We’ve all received spam trying to sell us things such as prescription medications, cheap mortgages and world wide web gambling. Most people just hit delete and move on, but there are some scams that are a little more serious.

One of the most common is the Nigerian bank scam. Someone sends you an email pretending to have some kind of relationship to a government official who has recently died, most often in Nigeria. They claim to know about money that was deposited in a secret account that is not accessible to them. In exchange for paying the “transfer fees” and accepting the money in your account, you get to keep a large portion of it. Of course, there’s no money and they just want to get your bank account information and the transfer fees you send them.
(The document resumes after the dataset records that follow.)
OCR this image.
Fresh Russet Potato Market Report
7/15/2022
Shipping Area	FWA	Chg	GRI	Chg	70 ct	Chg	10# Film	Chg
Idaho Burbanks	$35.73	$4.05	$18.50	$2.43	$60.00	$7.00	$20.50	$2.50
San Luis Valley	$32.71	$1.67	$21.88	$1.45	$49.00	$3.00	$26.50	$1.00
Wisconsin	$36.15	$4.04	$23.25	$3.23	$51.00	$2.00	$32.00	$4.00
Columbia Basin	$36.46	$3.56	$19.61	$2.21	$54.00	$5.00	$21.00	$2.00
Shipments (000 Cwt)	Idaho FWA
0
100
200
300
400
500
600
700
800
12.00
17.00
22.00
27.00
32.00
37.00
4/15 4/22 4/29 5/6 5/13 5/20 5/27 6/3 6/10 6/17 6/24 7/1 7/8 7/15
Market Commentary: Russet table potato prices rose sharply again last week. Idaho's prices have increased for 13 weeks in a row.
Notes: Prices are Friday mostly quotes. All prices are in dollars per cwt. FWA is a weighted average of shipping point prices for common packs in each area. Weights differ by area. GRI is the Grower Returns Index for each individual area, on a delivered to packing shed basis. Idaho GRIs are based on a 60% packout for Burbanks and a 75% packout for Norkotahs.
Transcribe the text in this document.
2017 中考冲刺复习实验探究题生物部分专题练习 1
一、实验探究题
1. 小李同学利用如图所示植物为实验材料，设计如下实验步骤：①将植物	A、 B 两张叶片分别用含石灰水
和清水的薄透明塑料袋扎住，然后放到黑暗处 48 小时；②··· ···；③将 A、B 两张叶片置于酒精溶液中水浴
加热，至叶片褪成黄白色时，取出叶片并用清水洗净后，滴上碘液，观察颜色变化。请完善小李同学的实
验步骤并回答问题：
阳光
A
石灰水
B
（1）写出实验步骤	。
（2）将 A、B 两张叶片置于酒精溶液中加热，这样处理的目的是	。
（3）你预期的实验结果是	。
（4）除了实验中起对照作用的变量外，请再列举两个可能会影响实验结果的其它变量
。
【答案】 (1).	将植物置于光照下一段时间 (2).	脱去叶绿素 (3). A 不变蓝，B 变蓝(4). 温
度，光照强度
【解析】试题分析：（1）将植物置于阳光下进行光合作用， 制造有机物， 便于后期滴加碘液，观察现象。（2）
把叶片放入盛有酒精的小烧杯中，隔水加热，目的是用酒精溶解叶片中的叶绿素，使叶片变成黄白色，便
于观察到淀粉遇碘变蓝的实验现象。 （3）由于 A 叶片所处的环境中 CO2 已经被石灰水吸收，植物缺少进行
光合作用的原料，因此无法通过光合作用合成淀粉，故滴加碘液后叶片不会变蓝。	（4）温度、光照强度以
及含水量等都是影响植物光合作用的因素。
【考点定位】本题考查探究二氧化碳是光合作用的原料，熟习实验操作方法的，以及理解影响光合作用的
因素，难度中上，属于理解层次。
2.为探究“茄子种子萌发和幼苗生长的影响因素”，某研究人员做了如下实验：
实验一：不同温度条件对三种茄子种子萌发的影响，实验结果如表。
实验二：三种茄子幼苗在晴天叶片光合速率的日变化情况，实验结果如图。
Some Internet scams offer investment opportunities with large paybacks. They usually claim to be risk-free, but once they’ve your money, you’re very unlikely to see any return. Another common scam involves offering credit cards for those with bad credit ratings – just send a security deposit and processing fees. In return you get – that’s right – nothing. And by the time you begin to investigate, the scam artist has disappeared.

These fake offers are particularly bad for legitimate businesses who use email for doing business. Because so much email is spam, the internet service providers and email hosting companies work hard to filter it out. But these filters can sometimes stop legitimate email from businesses you want to hear from.

How To Avoid Getting Scammed

Never reply to spam. Doing so simply indicates to the spammer that your e-mail address is valid, and you’ll receive more spam than before. Some spam contains a message offering to remove your e-mail address from their mailing list. Don’t use even this service – it’s nothing but another method for verifying e-mail addresses.

And above all else, never give any private information like credit card numbers or bank account information via email. Companies like Paypal or your bank will never ask for your username and password in an email message.

Spam isn’t an simple things to cease, but if you don’t recognize the person sending you the message, and it sounds too good to be true, it probably is. Besides, how many dead Nigerian dictators with huge bank accounts can there really be?